Entonces llegaron los uniformados con dos cajas entre las manos. Las dejaron en el suelo, las abrieron y permanecieron a un lado. Emilia sacó con la mano de una de las cajas un objeto largo y cilíndrico, el cual emitió luz propia con tan solo apretar un botón. Se lo entregó a un anonadado Tito, quién no daba crédito a sus ojos. Jugó con la linterna un par de veces, encendiéndola y apagándola, para luego pasarla a su igual de sorprendido compañero. Lo siguiente fue un extraño papel que funcionaba igual que un espejo, luego un objeto que generaba fuego de la nada, después un reloj de mano que calculaba la hora exacta. Tito recordó todas las historias que le habían contado cuando pequeño: grandes héroes comandados por el Mensajero hace mucho tiempo lucharon contra los horripilantes monstruos que alguna vez gobernaron el continente y resultaron victoriosos gracias a la ayuda de sus mágicas herramientas. Tito pensó que los objetos que tenía ahora en sus manos eran la prueba fidedigna de que todavía se conservaba algo de aquellos tiempos olvidados.

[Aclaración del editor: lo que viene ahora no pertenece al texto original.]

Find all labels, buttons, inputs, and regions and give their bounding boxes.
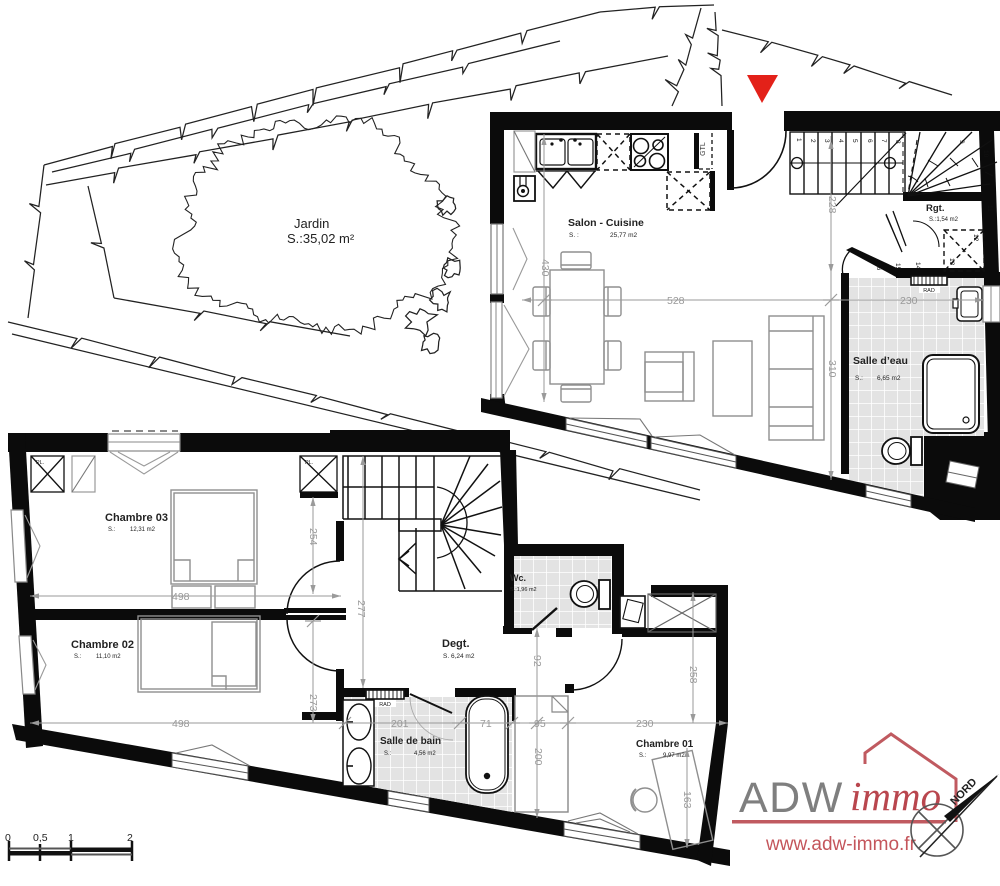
svg-text:230: 230: [900, 295, 918, 307]
svg-text:Chambre 01: Chambre 01: [636, 739, 694, 750]
svg-text:310: 310: [826, 360, 838, 378]
svg-text:14: 14: [914, 262, 921, 270]
svg-text:230: 230: [636, 718, 654, 730]
svg-text:6,65 m2: 6,65 m2: [877, 375, 901, 382]
svg-text:10: 10: [982, 150, 989, 158]
svg-text:163: 163: [681, 791, 693, 809]
svg-text:273: 273: [307, 694, 319, 712]
svg-text:528: 528: [667, 295, 685, 307]
svg-text:258: 258: [687, 666, 699, 684]
svg-text:15: 15: [894, 263, 901, 271]
svg-text:S.:1,96 m2: S.:1,96 m2: [510, 587, 537, 593]
svg-text:S.:: S.:: [108, 527, 116, 533]
svg-text:430: 430: [539, 259, 551, 277]
svg-text:Rgt.: Rgt.: [926, 203, 944, 214]
svg-text:S.:35,02 m²: S.:35,02 m²: [287, 231, 355, 246]
svg-text:Jardin: Jardin: [294, 216, 329, 231]
svg-text:228: 228: [826, 196, 838, 214]
svg-text:Wc.: Wc.: [510, 573, 526, 583]
svg-text:S.:: S.:: [384, 751, 392, 757]
svg-text:immo: immo: [850, 773, 941, 819]
svg-text:Chambre 02: Chambre 02: [71, 639, 134, 651]
svg-text:3: 3: [823, 139, 830, 143]
svg-text:RAD: RAD: [379, 702, 391, 708]
svg-text:Salle de bain: Salle de bain: [380, 736, 441, 747]
svg-text:25,77 m2: 25,77 m2: [610, 232, 637, 239]
svg-text:12,31 m2: 12,31 m2: [130, 527, 156, 533]
svg-text:S.:: S.:: [74, 654, 82, 660]
svg-text:S.:: S.:: [855, 375, 863, 382]
svg-text:Degt.: Degt.: [442, 638, 470, 650]
svg-text:9,97 m2: 9,97 m2: [663, 753, 685, 759]
svg-text:1: 1: [795, 138, 802, 142]
svg-text:71: 71: [480, 718, 492, 730]
svg-text:5: 5: [851, 139, 858, 143]
svg-text:4,56 m2: 4,56 m2: [414, 751, 436, 757]
svg-text:Salle d’eau: Salle d’eau: [853, 355, 908, 367]
svg-text:S.:: S.:: [639, 753, 647, 759]
svg-text:95: 95: [534, 718, 546, 730]
svg-text:S.:1,54 m2: S.:1,54 m2: [929, 217, 959, 223]
svg-text:www.adw-immo.fr: www.adw-immo.fr: [765, 834, 917, 855]
svg-text:Chambre 03: Chambre 03: [105, 512, 168, 524]
svg-text:498: 498: [172, 591, 190, 603]
svg-text:11,10 m2: 11,10 m2: [96, 654, 121, 660]
svg-text:11: 11: [986, 205, 993, 212]
svg-text:S. 6,24 m2: S. 6,24 m2: [443, 653, 475, 660]
svg-text:254: 254: [307, 528, 319, 546]
svg-text:498: 498: [172, 718, 190, 730]
svg-text:201: 201: [391, 718, 409, 730]
svg-text:200: 200: [532, 748, 544, 766]
svg-text:92: 92: [531, 655, 543, 667]
svg-text:PL.: PL.: [36, 460, 45, 466]
svg-text:0,5: 0,5: [33, 832, 48, 844]
svg-text:8: 8: [894, 140, 901, 144]
svg-text:2: 2: [809, 139, 816, 143]
svg-text:7: 7: [880, 139, 887, 143]
svg-text:6: 6: [866, 139, 873, 143]
svg-text:16: 16: [875, 263, 882, 271]
svg-text:13: 13: [948, 258, 955, 266]
svg-text:PL.: PL.: [305, 460, 314, 466]
svg-text:S. :: S. :: [569, 232, 579, 239]
svg-text:RAD: RAD: [923, 288, 935, 294]
svg-text:277: 277: [355, 600, 367, 618]
svg-text:4: 4: [837, 139, 844, 143]
svg-text:9: 9: [958, 140, 965, 144]
svg-text:ADW: ADW: [739, 774, 844, 822]
svg-text:GTL: GTL: [700, 142, 707, 156]
svg-text:Salon - Cuisine: Salon - Cuisine: [568, 217, 644, 229]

—¡Esto es impresionante! —exclamó Plinio— ¿Entonces vienen de Ordaía? ¡Eso es todavía más increíble!
—Ordaía, con que así le llaman —dijo Federico—. Sí, ha sido difícil. Pero ahora que parecen sentirse más a gusto me gustaría conocer sus nombres.
—¿Son estas las herramientas que se usaron para liberar el continente? —preguntó Tito, ignorando deliberadamente la petición de Federico— ¿Tienen armas también?

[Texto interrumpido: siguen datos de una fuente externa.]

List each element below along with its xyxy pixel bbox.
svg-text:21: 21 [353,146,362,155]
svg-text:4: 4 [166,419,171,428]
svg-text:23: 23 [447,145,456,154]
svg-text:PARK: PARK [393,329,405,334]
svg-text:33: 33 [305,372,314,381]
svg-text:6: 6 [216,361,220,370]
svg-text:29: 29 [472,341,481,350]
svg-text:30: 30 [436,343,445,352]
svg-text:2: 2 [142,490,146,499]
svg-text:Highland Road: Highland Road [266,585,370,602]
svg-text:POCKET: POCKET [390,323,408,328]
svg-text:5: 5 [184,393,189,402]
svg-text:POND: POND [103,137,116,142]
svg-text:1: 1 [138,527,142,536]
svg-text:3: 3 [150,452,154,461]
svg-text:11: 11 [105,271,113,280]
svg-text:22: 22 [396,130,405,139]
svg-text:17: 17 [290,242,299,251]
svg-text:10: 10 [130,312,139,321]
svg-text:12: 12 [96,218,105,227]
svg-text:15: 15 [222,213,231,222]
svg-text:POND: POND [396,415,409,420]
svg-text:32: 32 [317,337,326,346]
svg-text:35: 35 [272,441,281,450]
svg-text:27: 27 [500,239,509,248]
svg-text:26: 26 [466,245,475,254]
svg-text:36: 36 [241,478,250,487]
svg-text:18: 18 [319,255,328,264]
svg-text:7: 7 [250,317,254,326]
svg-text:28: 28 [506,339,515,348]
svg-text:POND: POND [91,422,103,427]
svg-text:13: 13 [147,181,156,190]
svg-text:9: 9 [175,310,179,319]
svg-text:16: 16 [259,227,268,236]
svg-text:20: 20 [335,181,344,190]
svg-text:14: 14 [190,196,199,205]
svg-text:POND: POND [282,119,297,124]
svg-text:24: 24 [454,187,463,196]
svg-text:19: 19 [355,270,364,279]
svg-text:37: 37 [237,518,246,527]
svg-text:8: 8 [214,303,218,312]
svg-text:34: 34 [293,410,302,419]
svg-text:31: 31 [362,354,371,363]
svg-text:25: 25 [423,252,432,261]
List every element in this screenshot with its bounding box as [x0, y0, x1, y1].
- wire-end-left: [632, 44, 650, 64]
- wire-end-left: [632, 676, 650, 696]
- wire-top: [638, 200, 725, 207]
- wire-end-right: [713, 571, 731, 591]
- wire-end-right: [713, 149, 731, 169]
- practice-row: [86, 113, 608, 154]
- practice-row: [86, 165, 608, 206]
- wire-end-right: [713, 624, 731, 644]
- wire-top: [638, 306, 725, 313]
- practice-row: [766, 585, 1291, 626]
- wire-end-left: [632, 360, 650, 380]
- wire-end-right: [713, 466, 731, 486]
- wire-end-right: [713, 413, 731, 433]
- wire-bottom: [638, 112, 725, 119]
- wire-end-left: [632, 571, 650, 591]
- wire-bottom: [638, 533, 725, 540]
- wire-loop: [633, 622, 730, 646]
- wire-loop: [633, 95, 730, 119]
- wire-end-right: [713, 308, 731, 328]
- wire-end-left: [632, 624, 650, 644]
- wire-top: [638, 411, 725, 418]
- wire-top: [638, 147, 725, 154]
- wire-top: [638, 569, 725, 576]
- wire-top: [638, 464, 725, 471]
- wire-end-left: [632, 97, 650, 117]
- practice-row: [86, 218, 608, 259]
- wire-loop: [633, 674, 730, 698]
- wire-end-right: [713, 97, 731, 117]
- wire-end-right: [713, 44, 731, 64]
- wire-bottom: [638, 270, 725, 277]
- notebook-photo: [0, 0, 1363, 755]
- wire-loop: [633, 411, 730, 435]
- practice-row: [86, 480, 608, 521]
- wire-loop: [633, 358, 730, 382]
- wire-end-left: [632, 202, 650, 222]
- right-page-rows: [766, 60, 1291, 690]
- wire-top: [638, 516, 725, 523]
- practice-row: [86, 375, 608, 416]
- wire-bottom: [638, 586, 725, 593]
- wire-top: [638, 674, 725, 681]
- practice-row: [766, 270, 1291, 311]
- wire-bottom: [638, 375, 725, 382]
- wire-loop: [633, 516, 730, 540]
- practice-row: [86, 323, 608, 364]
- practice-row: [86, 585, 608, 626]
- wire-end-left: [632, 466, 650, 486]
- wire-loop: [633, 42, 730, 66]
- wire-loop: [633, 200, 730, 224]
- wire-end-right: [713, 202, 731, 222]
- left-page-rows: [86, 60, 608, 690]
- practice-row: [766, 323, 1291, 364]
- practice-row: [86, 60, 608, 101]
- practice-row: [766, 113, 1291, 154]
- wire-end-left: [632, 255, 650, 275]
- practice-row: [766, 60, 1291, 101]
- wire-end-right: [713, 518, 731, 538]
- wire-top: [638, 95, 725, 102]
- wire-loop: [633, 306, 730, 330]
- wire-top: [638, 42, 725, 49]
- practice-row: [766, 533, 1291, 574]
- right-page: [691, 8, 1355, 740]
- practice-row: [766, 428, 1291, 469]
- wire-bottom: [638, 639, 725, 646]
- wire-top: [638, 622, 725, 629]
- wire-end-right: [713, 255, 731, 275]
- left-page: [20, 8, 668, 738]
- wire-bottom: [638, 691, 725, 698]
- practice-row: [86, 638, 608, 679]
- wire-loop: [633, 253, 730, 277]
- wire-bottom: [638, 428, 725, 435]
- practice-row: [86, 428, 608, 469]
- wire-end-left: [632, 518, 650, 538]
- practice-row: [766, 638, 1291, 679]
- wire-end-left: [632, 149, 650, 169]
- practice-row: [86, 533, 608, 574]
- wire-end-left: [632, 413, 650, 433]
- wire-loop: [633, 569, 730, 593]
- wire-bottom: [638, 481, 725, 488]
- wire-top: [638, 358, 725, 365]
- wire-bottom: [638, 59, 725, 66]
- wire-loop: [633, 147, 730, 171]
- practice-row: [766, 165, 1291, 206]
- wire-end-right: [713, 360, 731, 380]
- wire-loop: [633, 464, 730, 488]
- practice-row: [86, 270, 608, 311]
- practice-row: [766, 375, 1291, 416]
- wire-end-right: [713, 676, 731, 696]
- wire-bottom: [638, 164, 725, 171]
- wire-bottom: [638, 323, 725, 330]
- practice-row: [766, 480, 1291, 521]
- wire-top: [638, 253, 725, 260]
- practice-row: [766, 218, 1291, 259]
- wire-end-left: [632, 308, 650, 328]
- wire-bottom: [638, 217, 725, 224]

—¿Hablas de la leyenda del Mensajero? —respondió Federico.
—¡Viene alguien! —Gritó Emilia.
Tito volteó rápidamente la mirada hacía el camino que da a Aita. A toda velocidad se veía llegar al relevo de la torre, aunque aún tardaría algunos minutos en llegar. Tito observó la reacción de los extranjeros: los cuatro presentes llevaron instintivamente su mano a la cintura para sostener un objeto, seguramente un arma.
—¡Es nuestro relevo! —se apresuró a decir Tito— No los dañen.
—Déjenos hablar con ellos —sugirió Plinio.
Los extranjeros aceptaron la sugerencia y mantuvieron su distancia cuando los dos relevos bajaron de sus mulas; observaban sin quitar las manos de la cintura. Plinio y Tito se acercaron a sus compañeros, intentaron hablarles, pero fueron apartados violentamente mientras los recién llegados desenvainaban sus espadas. No alcanzaron a dar un paso cuando cayeron violentamente al suelo. Tito observó horrorizado como sus compañeros se convulsionaban en el suelo, no estaban muertos, pero tampoco se veían ilesos. Dos uniformados se acercaron a los caídos y los esposaron, entonces Tito notó que un cable parecía salir del cuerpo de ambos hasta llegar a los objetos que anteriormente había identificado como armas en las manos de Federico y Emilia.
—¡Sí tienen armas! —dijo Tito asombrado— ¿¡Qué mierda fue eso!? ¿¡a qué han venido en realidad!?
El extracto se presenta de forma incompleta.